The ring $R$ is a free $S$ module via $\varphi$. Moreover, given a $K$-basis $\{t_l\}_l$ of $T$, the set $\{1\otimes t_l\}_l$ is a $S$-base of $R$. So, given an ideal $I\subseteq S$ and $r\in R$ with $r=\sum_l s_l(1\otimes t_l)$, then $r\in I^e$ if and only if $s_l\in I$ for all $l$. Hence, if $r\in \cap_\lambda a_\lambda^e$, then $s_l\in a_\lambda$ for all $l$ and $\lambda$, that is $s_l\in\cap_\lambda a_\lambda$ for all $l$ and then $r\in (\cap_\lambda a_\lambda)^e$.
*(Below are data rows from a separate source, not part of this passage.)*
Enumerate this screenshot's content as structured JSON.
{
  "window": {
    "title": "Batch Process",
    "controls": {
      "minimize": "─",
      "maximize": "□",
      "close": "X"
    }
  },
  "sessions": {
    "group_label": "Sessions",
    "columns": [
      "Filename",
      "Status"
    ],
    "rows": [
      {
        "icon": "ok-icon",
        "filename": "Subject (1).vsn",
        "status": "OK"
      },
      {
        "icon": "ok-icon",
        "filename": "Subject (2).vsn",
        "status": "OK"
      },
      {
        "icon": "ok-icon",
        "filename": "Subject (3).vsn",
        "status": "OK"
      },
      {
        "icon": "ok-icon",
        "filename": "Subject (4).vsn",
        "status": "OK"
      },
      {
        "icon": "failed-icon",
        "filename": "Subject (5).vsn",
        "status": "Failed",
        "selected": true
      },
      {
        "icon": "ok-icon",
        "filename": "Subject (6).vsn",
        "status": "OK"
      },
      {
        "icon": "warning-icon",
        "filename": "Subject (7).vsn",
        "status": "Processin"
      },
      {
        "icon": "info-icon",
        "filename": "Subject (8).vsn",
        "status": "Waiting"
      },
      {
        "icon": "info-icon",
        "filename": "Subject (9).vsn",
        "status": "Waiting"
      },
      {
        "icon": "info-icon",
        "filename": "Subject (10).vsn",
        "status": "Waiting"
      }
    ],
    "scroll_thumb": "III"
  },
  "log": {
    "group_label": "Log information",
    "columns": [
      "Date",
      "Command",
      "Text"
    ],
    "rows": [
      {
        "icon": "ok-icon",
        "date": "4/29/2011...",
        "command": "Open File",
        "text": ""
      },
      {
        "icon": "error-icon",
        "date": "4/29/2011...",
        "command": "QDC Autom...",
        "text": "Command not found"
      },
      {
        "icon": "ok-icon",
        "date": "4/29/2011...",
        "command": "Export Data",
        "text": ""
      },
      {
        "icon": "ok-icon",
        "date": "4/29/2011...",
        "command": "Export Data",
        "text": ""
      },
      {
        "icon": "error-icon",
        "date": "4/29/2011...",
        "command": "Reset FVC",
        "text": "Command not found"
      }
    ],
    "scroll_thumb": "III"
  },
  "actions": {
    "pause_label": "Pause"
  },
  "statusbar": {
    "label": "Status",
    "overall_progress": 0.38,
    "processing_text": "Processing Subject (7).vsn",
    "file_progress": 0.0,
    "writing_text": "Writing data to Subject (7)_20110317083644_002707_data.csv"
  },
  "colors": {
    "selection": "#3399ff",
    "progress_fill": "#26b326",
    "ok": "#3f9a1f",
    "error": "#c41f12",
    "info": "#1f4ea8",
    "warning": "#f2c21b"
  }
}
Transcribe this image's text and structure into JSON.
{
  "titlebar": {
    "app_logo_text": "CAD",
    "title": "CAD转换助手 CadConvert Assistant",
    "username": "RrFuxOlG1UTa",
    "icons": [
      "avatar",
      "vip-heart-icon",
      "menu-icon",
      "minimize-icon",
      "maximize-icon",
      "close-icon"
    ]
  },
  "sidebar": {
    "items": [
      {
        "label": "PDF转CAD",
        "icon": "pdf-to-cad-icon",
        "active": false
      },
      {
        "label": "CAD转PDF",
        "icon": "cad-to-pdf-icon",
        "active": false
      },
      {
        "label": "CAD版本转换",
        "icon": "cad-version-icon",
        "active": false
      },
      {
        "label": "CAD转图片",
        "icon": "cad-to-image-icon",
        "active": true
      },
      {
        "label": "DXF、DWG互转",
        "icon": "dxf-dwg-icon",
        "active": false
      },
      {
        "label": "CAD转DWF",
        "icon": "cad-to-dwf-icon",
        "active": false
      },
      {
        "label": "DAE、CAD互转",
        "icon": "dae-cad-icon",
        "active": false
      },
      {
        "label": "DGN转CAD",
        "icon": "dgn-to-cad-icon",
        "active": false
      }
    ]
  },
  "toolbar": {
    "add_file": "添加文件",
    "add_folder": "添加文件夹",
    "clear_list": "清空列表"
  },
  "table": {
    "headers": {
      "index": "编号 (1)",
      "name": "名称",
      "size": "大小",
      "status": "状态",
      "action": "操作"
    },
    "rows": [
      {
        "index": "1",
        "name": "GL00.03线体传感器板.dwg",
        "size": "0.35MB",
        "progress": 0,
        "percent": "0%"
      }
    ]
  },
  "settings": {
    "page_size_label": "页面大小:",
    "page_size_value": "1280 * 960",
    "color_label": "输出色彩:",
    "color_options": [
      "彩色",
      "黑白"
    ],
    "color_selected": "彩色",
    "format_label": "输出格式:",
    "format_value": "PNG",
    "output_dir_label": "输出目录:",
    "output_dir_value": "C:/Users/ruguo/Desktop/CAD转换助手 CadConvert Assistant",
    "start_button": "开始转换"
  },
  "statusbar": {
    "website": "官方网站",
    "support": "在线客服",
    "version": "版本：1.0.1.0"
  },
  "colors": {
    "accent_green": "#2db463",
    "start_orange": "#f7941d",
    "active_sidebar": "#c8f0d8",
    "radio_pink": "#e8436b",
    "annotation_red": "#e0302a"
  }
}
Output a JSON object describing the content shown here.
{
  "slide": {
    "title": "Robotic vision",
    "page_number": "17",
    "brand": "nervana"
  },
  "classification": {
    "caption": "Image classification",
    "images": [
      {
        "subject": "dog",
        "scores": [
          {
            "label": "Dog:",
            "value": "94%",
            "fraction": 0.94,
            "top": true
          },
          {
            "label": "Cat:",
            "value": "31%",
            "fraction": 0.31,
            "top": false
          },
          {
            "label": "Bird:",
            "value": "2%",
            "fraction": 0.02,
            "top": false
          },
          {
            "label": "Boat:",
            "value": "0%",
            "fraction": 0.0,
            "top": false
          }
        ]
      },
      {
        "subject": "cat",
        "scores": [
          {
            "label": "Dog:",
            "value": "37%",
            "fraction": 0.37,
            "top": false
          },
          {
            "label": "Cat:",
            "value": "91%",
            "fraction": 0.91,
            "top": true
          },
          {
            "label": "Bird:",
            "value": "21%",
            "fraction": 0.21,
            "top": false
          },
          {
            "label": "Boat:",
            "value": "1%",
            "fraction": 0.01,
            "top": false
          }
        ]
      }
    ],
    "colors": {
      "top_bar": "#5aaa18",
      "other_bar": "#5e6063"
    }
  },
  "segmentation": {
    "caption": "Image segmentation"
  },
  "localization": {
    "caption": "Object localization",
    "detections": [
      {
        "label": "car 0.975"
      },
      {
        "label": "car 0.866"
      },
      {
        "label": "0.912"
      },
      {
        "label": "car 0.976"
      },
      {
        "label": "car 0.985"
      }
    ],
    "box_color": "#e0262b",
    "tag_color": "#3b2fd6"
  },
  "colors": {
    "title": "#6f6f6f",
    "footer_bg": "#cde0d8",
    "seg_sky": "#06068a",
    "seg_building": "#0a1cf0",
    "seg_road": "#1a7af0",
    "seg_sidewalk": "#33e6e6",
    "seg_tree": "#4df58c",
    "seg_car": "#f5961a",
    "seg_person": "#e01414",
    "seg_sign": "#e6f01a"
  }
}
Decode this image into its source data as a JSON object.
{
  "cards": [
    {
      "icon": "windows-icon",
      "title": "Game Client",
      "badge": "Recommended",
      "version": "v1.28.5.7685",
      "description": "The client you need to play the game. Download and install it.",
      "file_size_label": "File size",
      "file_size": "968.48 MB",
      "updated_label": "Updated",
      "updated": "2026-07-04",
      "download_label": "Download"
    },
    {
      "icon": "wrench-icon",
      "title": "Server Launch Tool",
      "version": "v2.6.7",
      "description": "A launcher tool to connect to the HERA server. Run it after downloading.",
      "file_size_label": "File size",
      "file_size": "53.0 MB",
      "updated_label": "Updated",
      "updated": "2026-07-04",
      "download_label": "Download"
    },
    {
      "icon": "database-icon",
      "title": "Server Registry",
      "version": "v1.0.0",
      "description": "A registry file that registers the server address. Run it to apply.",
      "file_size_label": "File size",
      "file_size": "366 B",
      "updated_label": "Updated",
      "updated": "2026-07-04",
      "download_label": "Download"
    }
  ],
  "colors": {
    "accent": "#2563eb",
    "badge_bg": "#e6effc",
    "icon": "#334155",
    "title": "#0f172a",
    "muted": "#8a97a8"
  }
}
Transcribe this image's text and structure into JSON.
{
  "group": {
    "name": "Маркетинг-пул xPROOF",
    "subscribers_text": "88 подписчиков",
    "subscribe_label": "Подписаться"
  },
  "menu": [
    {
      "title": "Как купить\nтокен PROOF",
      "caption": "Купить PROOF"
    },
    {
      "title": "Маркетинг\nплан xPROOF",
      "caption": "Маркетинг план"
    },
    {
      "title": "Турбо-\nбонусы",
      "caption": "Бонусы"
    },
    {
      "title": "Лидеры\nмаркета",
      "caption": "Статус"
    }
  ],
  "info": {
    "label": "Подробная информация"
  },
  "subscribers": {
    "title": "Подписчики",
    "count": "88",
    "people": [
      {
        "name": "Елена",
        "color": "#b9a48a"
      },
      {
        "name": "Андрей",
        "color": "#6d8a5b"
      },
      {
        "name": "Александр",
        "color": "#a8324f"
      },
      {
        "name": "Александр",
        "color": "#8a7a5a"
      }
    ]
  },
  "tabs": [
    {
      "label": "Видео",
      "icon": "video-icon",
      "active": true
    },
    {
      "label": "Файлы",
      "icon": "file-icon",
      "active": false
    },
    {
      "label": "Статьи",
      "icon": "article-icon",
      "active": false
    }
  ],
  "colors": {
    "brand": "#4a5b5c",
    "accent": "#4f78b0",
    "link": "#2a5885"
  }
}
From the geometric point of view it is clear that the corresponding map $f\!:\! X\to Y$, where $X=Spec(R)$ and $Y=Spec(S)$, has to be surjective. Also flatness looks a reasonable assumption and then $\varphi$ is faithfully flat. But with this two assumptions on $\varphi$, I am not able to fine neither a proof that $\cap_{\lambda} a_{\lambda}^e \subseteq (\cap_\lambda a_\lambda)^e$ nor a counterexample. Hence, I am not sure whether "faithfully flat" is the assumption on $\varphi$ that I am looking for or not, but I think it is. (In the example $R=S\otimes T$, $\varphi$ is faithfully flat).

Facts about faithfully flat homomorphisms that could be useful are:

- $\varphi$ is injective, so $S$ is a subring of $R$.
- For every ideal $I\subseteq S$, $I=I^e\cap S$.
- For every prime ideal $p\subseteq R$ the ideal $p\cap S$ is a prime ideal of $S$.

Any suggestion or comment would be highly appreciated.